The Employment Appeal Tribunal (“EAT”) has recently handed down its decision in the case of Forstater v Centre for Global Development, which is going to have a considerable impact upon comments in relation to transgendered persons, harassment and free speech.
Maya Forstater had been working for the Centre for Global Development (“CGD”) when she made some tweets in opposition to the proposed reform of the Gender Recognition Act, which was proposing to allow people to self-identify as the opposite sex.
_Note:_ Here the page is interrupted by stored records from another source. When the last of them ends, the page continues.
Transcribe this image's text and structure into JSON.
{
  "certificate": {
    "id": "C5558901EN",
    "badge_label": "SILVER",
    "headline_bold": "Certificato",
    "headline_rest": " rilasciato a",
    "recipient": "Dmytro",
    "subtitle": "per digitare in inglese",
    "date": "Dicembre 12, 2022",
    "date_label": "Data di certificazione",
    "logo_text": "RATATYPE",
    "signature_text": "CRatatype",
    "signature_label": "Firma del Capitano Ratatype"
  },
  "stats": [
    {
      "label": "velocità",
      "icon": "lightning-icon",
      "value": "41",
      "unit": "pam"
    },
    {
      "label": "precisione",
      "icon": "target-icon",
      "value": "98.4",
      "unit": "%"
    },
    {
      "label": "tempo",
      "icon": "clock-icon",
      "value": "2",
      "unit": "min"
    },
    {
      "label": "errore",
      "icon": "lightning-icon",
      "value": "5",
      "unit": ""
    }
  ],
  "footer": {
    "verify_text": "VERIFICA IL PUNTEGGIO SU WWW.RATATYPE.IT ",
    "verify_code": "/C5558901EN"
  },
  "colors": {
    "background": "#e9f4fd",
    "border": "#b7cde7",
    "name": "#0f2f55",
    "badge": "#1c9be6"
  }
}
In 2019, the CGD did not renew Ms Forstater’s contract, on the basis that the tweets referred to above, were in their view, “offensive and exclusionary”. In response to the non-renewal of her contract, Ms Forstater lodged a claim at the Employment Tribunal arguing that her beliefs were protected as “philosophical beliefs” under the Equality Act 2010.
Employment Tribunal Claim
The Employment Tribunal found that Ms Forstater’s views that biological sex is real, important, immutable and not to be conflated with gender identity were not protected as a philosophical belief.
This was on the basis that her views were “not worthy of respect in a democratic society” which is one of the 5 requirements for a philosophical belief to be protected under the Equality Act. Her belief was said to be “absolutist” in nature and led her to refer to people by the sex that she considered appropriate which consequently harmed the rights of others and could amount to harassment. The Tribunal therefore considered that balance of human rights meant that the Claimant’s belief should not be protected.
Employment Appeal Tribunal
Ms Forstater appealed the Tribunal’s decision. In hearing the appeal, the EAT heard from both the Equalities and Human Rights Commission and Index on Censorship, whom both intervened in the case to assert that gender critical views should be a protected belief under the Equality Act 2010.
The EAT allowed the appeal and stated that the Employment Tribunal had “erred” in its application of the law.
The EAT felt that the Tribunal had made its own value judgement about the legitimacy of the Claimant’s belief, rather than remaining neutral between competing beliefs. Holding and expressing gender critical beliefs did not inherently interfere with the rights of trans people, and the fact that some people might find the belief offensive or distressing was not enough to mean the belief should not be protected. Ms Forstater’s views were widely shared and therefore particular care should be taken before deeming such a belief as not worthy of respect in a democratic society. Only philosophical beliefs such as those “akin to Nazism or totalitarianism” should be found to be not worthy of respect in a democratic society.
The tension between different protected characteristics has been a growing trend (for example religion vs sexual orientation) and this case is another example of that. However the finding that gender critical beliefs amount to a protected belief is only one part of the equation. What matters more is the manifestation of that belief. So someone can legitimately hold gender critical beliefs but the EAT judgement makes clear that that does not give them carte blanche to say whatever they want and/or treat trans people differently because of their own protected characteristic. The fine line is around when the expression of a belief becomes an unacceptable form of manifestation. In Ms Forstater’s case, the EAT held that it was actually wrong to say her view was “absolutist” as she did usually use people’s preferred pronouns.
The Equality Act has never sought to give any particular protected characteristic a primacy over any other. Both those holding gender critical beliefs and trans people are equally protected under the Equality Act. The balance that has to be struck within the workplace (and wider society) is the tolerance of opposing beliefs.